When an ISP does not accept a message it will result in a bounce. Bounces contain numbers and text explaining why the message was not delivered. Bounces are categorized as a Hard Bounce or a Soft Bounce.

A Hard Bounce occurs when the message did not reach the recipient because the address does not exist due to an invalid address, an unknown user or a bad domain. Hard bounces are permanent failures and do not get retried as sending mail to a hard bounced address will not result in a successful delivery. The number of Hard Bounces on a send speaks to the hygiene of the list. High Hard Bounces will impact a sender's reputation and ability to inbox. Anything above 1% Hard Bounces would be considered high and should be investigated. The average Hard Bounce rate seen is 0.05%.

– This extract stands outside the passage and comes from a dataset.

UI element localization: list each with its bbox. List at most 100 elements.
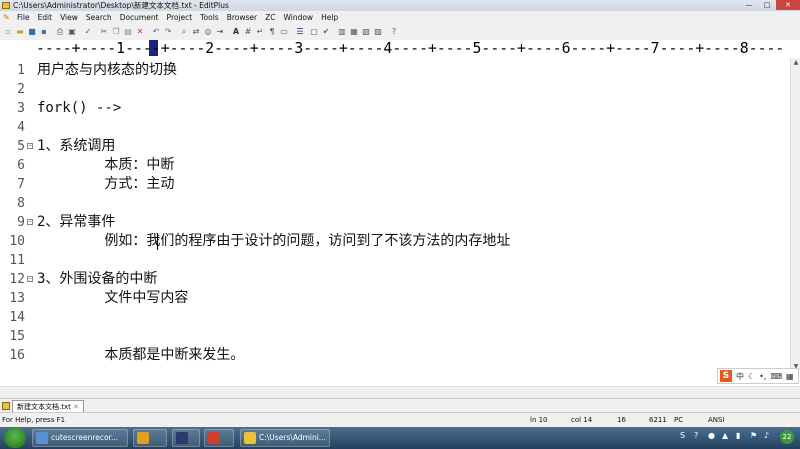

A Soft Bounce occurs when the message did not reach the recipient due to a temporary situation such as network issues, spam filter rejections, mailbox full or other temporary scenario. Soft bounces are temporary and will be tried with the next send attempt. Soft bounced addresses typically result in successful delivery of subsequent messages. If your soft bounce rate has increased significantly on one day, particularly at one ISP specifically, your mail may be getting blocked due to sender reputation issues and action should be taken to rebuild your reputation.

How many Soft Bounces until a user becomes a Hard Bounce?

A Soft Bounce will never turn into a Hard Bounce. Sailthru will continue to try to send messages to recipients that have soft bounced for all future message sends.

A user who Soft Bounces is still a valid user. Given valid users are of value to a customer, a Soft Bounce will not turn into a Hard Bounce after x consecutive Soft Bounces. If a user has an engagement based suppression list then any user who continually Soft Bounces will eventually fall into the suppression list and stop being messaged. In most cases a user who Soft Bounces consecutively is because 1) the mailbox is overquota/full (in this case the ISP will eventually Hard Bounce out the user after giving them time to clear out the inbox) 2) It's a user at a small tier 3 ISP that is blocking the mail. Customers can pull lists of users and the associated bounce codes which tell the reason for the Soft Bounce.